Mr Finlayson fronted up to around 100 Maori at a hui in Porirua on Friday to outline the Government's proposal to place the foreshore into the public domain and give Maori some ability to test through the courts their claims to customary title over coastal areas.
Halfway through a series of hui, Mr Finlayson declared himself to be Pollyanna in finding a resolution the controversial issue.
Pollyanna is a popular fictional character who transformed people's lives through her endlessly sunny optimism in the worst situations.
Mr Finlayson said he based his optimism on the fact he agreed with those at the hui over issues such as repealing the current law, removing the foreshore from Crown ownership and giving Maori access to the courts to pursue their claim.
Despite Mr Finlayson's hopes, speaker after speaker at the hui said Maori either owned, had mana over or sovereignty of the foreshore and seabed.
One speaker said he resented Maori having to prove customary title and it was up to the Crown to negotiate with individual iwi over management of coastal areas.
The previous government enacted the Foreshore and Seabed Act following a 2003 Court of Appeal ruling in the Ngati Apa case that raised the possibility, in some narrow instances, for Maori customary title to convert into freehold title.
That had the potential to put parts of the coastline under Maori control, and Labour legislated against it.
National opposed Labour's Foreshore and Seabed Act, which put the areas in Crown ownership, and ordered a ministerial review which found the law was unfair because it removed property rights available to Maori.
Labour argued the law guaranteed Maori customary rights.
Last week the Government said its preferred option was to repeal the Act and instead declare the areas a public domain, which no one can own, while reasserting the right of Maori to seek customary -- but not freehold -- title through the courts.
There was little discussion of the public domain concept at the hui today as most attending seemed to firmly believe that Maori had title to coastal areas anyway.

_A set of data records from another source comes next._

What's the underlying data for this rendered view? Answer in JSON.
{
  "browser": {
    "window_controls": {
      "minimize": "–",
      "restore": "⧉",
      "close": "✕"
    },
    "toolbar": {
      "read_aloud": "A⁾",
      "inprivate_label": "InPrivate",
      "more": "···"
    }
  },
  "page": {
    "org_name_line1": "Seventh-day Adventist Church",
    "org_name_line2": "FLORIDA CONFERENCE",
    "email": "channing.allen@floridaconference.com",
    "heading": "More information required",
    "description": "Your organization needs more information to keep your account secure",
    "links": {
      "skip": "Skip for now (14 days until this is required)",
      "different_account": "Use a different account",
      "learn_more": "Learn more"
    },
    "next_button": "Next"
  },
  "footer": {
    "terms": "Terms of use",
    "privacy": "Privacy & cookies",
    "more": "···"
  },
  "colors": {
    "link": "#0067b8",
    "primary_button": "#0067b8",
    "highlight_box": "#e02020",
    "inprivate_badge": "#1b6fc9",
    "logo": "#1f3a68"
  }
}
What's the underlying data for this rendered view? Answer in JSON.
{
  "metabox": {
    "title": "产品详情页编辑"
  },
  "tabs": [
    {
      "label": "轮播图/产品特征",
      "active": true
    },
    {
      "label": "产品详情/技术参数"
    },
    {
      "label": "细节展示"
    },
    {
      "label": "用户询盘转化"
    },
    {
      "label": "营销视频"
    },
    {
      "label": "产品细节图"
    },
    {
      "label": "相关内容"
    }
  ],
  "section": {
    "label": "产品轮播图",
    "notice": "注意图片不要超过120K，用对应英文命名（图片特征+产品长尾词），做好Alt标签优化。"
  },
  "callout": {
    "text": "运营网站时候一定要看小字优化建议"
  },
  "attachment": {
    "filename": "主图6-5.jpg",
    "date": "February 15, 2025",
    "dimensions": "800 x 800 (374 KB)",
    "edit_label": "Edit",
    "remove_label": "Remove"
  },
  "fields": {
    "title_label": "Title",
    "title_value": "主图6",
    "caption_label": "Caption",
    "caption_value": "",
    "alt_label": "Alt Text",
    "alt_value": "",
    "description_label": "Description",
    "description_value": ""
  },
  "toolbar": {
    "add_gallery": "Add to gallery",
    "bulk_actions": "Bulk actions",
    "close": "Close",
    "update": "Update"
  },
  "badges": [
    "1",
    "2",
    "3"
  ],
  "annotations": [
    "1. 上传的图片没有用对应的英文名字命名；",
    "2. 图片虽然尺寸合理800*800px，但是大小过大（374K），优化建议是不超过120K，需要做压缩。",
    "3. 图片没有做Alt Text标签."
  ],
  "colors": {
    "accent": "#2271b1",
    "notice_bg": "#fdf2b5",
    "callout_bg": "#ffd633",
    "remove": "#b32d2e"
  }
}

Some told NZPA they were sceptical that the Government had not made up its mind over the issue and others said after 45 years of talking to the Crown about the poor environmental state of Porirua Harbour it was now worse than ever.
Ngati Toa executive director Matiu Rei called on the Government to acknowledge Maori had mana over the foreshore and seabed, set up a process for dealing with individual iwi on sorting out treaty disputes and management of the foreshore and seabed.
Mr Rei said tests of customary title should be based on the Treaty of Waitangi and Maori custom, not from common law examples in other countries.
Prime Minister John Key has said previously the amount of foreshore and seabed Maori will be able to secure customary title for would be "reasonably small".
The definition of what is meant by customary title, the rights that come with it and what hurdles would have to be met to get such title will be a crucial part of the month-long consultation period.